Eine letzte Hoffnung für Schwerkranke
In der Region sei seine Abteilung vor allem für seine offensive Altersmedizin bekannt, erklärt er. Das heißt: Sie nehmen auch sehr alte, sehr kranke Menschen auf, die an anderer Stelle vielleicht als hoffnungsloser Fall abgewiesen wären. „Wir haben ein sehr engagiertes Team, auch das ist bekannt“, betont Gowin.
Die angekündigte Schließung des Radolfzeller Krankenhauses habe auch in seiner Abteilung für Unruhe gesorgt. Und auch für Kündigungen. Doch gibt sich der Altersmediziner kämpferisch. „Ich bin mir sicher, wenn wir die Arbeit hier wieder hochfahren, können wir auch neues Personal für uns gewinnen“, sagt er. Einem Umzug in eine andere Klinik steht er offen gegenüber, doch müsse das Angebot glaubwürdig sein, wie es Gowin formuliert.
Geriatrie wartet auf ihre Wiederbelebung
Aktuell sehe er für seine Geriatrie nirgendwo ausreichend Platz.

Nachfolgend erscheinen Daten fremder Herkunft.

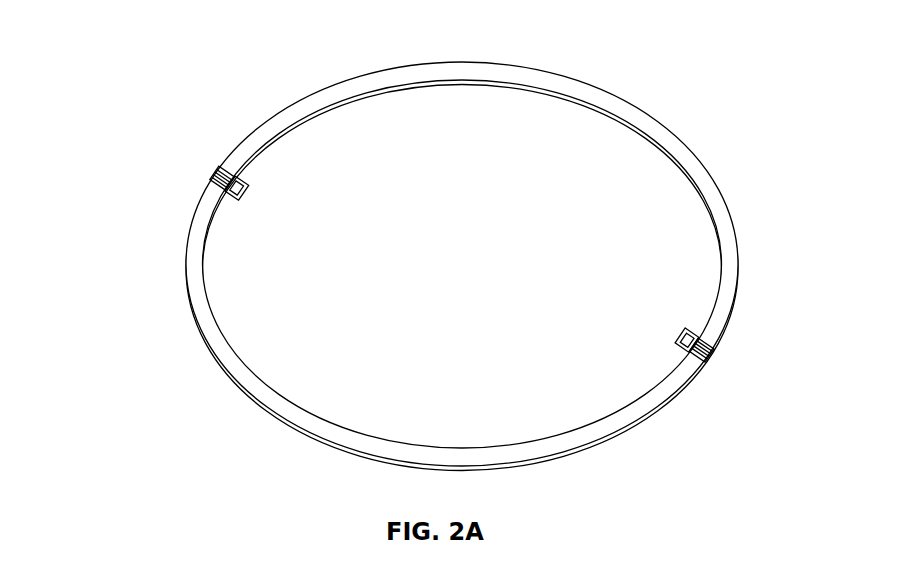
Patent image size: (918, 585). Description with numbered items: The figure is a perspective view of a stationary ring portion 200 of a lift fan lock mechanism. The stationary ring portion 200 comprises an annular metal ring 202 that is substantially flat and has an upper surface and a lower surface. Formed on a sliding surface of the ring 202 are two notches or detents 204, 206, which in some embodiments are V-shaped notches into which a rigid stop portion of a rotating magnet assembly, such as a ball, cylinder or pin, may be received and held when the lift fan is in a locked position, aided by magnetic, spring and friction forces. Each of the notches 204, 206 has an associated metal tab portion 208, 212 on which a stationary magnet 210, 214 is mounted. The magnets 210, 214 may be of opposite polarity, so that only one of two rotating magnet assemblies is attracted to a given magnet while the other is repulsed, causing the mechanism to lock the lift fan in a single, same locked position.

The stationary ring portion 200 is at (143, 113).
The annular metal ring 202 is at (246, 396).
The notch 204 is at (226, 170).
The notch 206 is at (710, 354).
The tab portion 208 is at (250, 197).
The stationary magnet 210 is at (245, 185).
The tab portion 212 is at (676, 348).
The stationary magnet 214 is at (684, 338).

Außerdem sei der Standort im vergleichbar kleinen Radolfzeller Klinikum für ältere Menschen besser als eine große Einrichtung. Ein Wachstum seiner Abteilung könne er aber garantieren. „Mit der Geriatrie wird man sicher nicht reich, aber wegen uns ist der Klinikverbund sicher nicht in den Miesen“, fasst der Chefarzt zusammen.
Achim Gowin würde gerne wieder richtig durchstarten, gerne am Standort Radolfzell. Doch dies ist seit dem Bekanntwerden des Gutachtens des Klinikverbundes nur eine Option bis zur Schließung des Radolfzeller Krankenhauses. Wenn es in einigen Jahren, wie vom Gutachten empfohlen, ein neues Zentralklinikum im Landkreis gibt, würde er dorthin mit seiner Abteilung umziehen. Für seine multimorbiden Patienten, die mit Mehrfach-Erkrankungen, sei es die beste Lösung, in ein fertiges neues Gebäude zu ziehen.